日本がん治療認定医機構理事長・札幌医科大学学長の今井浩三氏に聞く

「がん治療認定医とは患者さんのニーズに応えるがんの総合医です」

 日本学術会議ががんの専門医の必要性を提言したことをきっかけに、2006年12月に設立された日本がん治療認定医機構。提言から3年半を経た今年1月、第1回のがん治療認定医認定のためのセミナーと試験が開催された。この認定医制度の立ち上げに関わった日本がん治療認定医機構の理事長で、札幌医科大学学長の今井浩三氏に、設立までの経緯と認定医の位置づけについて語っていただいた。

「がん治療認定医の方向性を決めるポイントとなったのは患者団体との討論会」と語る今井氏

――2006年12月、日本がん治療認定医機構が設立されました。設立までの経緯をお聞かせください。

今井 2004年8月に、日本学術会議のがん専門部会から、わが国のがん治療の基盤は脆弱であるとして、癌治療専門医制度の必要性が指摘されたことが発端です。この指摘を受け、2005年6月に日本医学会が、日本癌学会、日本癌治療学会、日本臨床腫瘍学会などに対し、学会横断的な組織が必要であると提言しました。この3学会に全国がん(成人病)センター協議会が加わり、「がん治療認定医制度ワーキンググループ」が結成されました。
 
このワーキンググループで具体的な制度について議論してきたのですが、認定医の方向性を決めるポイントとなったのが、2006年1月の患者団体との討論会です。患者団体20以上とディスカッションしましたが、患者さんががん診療に関する情報を強く欲していることを実感しました。

 患者さんは、インターネットや雑誌などでさまざまな情報を収集しますが、その病院が本当に自分の望む病院なのか分からず、戸惑いを感じているようです。緩和ケアについて知りたい、リンパ浮腫の相談窓口がない、痛みを取ることに熱心になって欲しい、放射線治療をいつ受けたらよいのかわからない、担当医は外科の話はするが抗がん剤の話はしてくれないとか、内科の先生は手術を勧めないとか、さまざまな状況に患者さんが置かれていることに改めて気付かされました。

 手術や化学療法に長けた医師を求めるのはもちろんでしょうが、いろいろな知識を持っていて、どうしたらよいか方向性を指し示してくれるような医師を求めていることが分かりました。

 この患者団体との討論会には、日本医学会の会長である高久史麿先生も参加し、先生自ら改めてがん治療認定医の必要性を実感され、やるべきだと後押し下さいました。これには我々も勇気づけられましたね。以来、毎月会合を持ち、2006年12月に日本がん治療認定医機構の設立に至りました。これは、患者ニーズに応えるための組織だと思っています。
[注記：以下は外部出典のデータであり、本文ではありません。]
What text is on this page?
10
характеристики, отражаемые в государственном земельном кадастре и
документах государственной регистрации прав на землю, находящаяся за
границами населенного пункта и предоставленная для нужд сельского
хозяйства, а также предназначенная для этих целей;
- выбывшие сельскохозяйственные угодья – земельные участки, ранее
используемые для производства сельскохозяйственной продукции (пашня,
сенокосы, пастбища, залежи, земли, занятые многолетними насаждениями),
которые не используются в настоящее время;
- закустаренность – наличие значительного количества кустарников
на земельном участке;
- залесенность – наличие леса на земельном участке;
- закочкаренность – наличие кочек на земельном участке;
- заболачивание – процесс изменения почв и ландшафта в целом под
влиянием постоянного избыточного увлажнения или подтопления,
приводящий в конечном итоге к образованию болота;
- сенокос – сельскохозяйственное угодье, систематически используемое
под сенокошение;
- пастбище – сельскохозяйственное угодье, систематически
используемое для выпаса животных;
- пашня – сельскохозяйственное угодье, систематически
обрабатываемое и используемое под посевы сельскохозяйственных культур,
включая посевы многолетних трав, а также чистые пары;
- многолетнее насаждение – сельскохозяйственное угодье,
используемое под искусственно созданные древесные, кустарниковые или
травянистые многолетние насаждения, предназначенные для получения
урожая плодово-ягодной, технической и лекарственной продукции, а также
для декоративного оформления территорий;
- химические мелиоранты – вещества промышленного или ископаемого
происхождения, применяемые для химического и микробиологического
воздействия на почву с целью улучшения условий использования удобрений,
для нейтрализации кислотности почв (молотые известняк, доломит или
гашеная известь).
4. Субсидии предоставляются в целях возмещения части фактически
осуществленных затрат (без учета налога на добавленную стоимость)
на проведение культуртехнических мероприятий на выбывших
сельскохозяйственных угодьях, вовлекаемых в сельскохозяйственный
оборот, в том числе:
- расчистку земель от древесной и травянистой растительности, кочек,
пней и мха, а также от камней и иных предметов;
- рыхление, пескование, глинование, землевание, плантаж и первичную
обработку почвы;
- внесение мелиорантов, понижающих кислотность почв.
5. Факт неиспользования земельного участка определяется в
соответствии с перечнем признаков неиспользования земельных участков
 機構は、日本癌学会、日本癌治療学会、日本臨床腫瘍学会、全国がん(成人病)センター協議会の4つの団体から理事を計9人選出し、他は事務員2人だけとシンプルな構成となっています。4団体から300万円ずつお借りして、事務員と事務所を確保しましたが、あとは各自、手弁当で行っているのが正直なところです。しかし、いろいろな方の後押し、サポートを受けているものですから、我々は志を高く持ち、まただからこそここまでこられたと思っています。

──新しい認定医を立ち上げるにあたり苦労されたことも多かったと思いますが。

今井 これまで、がん診療にかかわる医師が参加しているさまざまな学会の理事会に、「がん治療認定医とはどういうものか」ということを何度も説明してきました。最初は、がん治療認定医とはいったい何者なのか、がん診療にかかわる各種専門医と競合するのではないか、などといろいろな疑問をぶつけられましたが、何度も説明してきた結果、だいぶ理解が進んできたと感じています。
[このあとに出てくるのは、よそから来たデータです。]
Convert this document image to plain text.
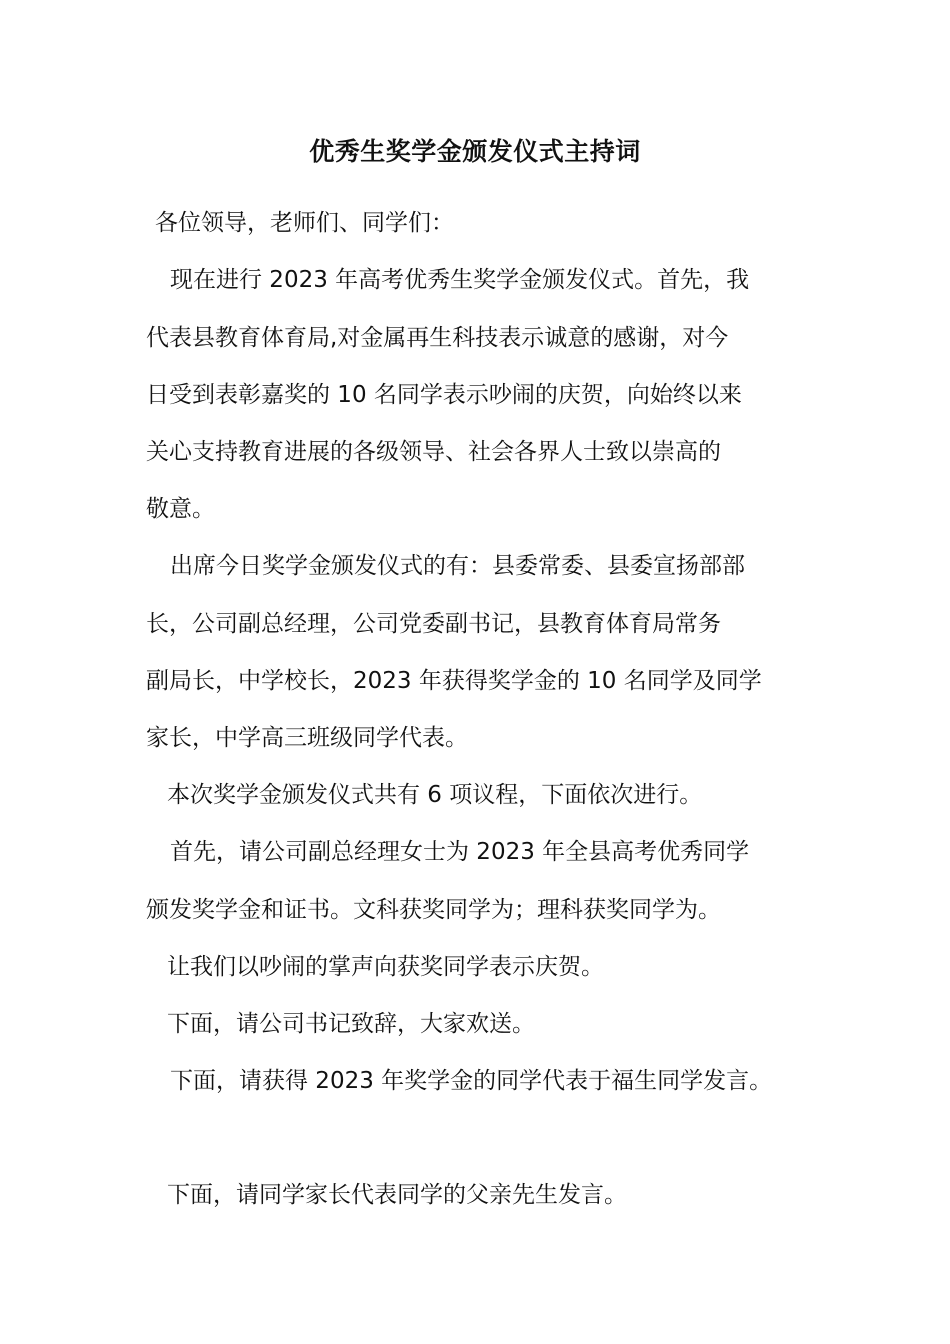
优秀生奖学金颁发仪式主持词
各位领导，老师们、同学们：
现在进行 2023 年高考优秀生奖学金颁发仪式。首先，我
代表县教育体育局,对金属再生科技表示诚意的感谢，对今
日受到表彰嘉奖的 10 名同学表示吵闹的庆贺，向始终以来
关心支持教育进展的各级领导、社会各界人士致以崇高的
敬意。
出席今日奖学金颁发仪式的有：县委常委、县委宣扬部部
长，公司副总经理，公司党委副书记，县教育体育局常务
副局长，中学校长，2023 年获得奖学金的 10 名同学及同学
家长，中学高三班级同学代表。
本次奖学金颁发仪式共有 6 项议程，下面依次进行。
首先，请公司副总经理女士为 2023 年全县高考优秀同学
颁发奖学金和证书。文科获奖同学为；理科获奖同学为。
让我们以吵闹的掌声向获奖同学表示庆贺。
下面，请公司书记致辞，大家欢送。
下面，请获得 2023 年奖学金的同学代表于福生同学发言。
下面，请同学家长代表同学的父亲先生发言。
 実際、1月の教育セミナーと試験に、5000人もの申請があったのは、多くの医師にこのがん治療認定医というものが必要であると感じていただけたことの表れだと思います。予想以上の申請数だったので、今年は2回に分けて試験をすることになりましたが。

──そのがん治療認定医の位置づけを改めてお聞かせ下さい。

今井 このがん治療認定医が他の学会の専門医と違うところは、患者さんのニーズが真っ先にあることです。学会の専門医は、医師がその分野で実績を積んでいき、積み上げていったものを専門医という形で示すわけです。

 一方、がん治療認定医は、診療の選択肢が増えてきている状況で、患者さんに幅広い視点で相談に乗れる医師です。患者さんは現在、インターネットや新聞雑誌などで情報を探していますが、それは時に古い情報だったり、誤った情報だったりします。治療の選択肢も増えてきて、診療の際に“交通整理”が必要でしょう。そのため、がん診療にかかわるさまざまなことを知っている医師、つまりがん治療認定医が必要です。得意とする臓器におけるがんの診療だけでなく、他の臓器におけるがん診療の知識、放射線治療、緩和などさまざまなことを知っている医師を認定します。ここが他の専門医や認定医制度と異なるところだと思います。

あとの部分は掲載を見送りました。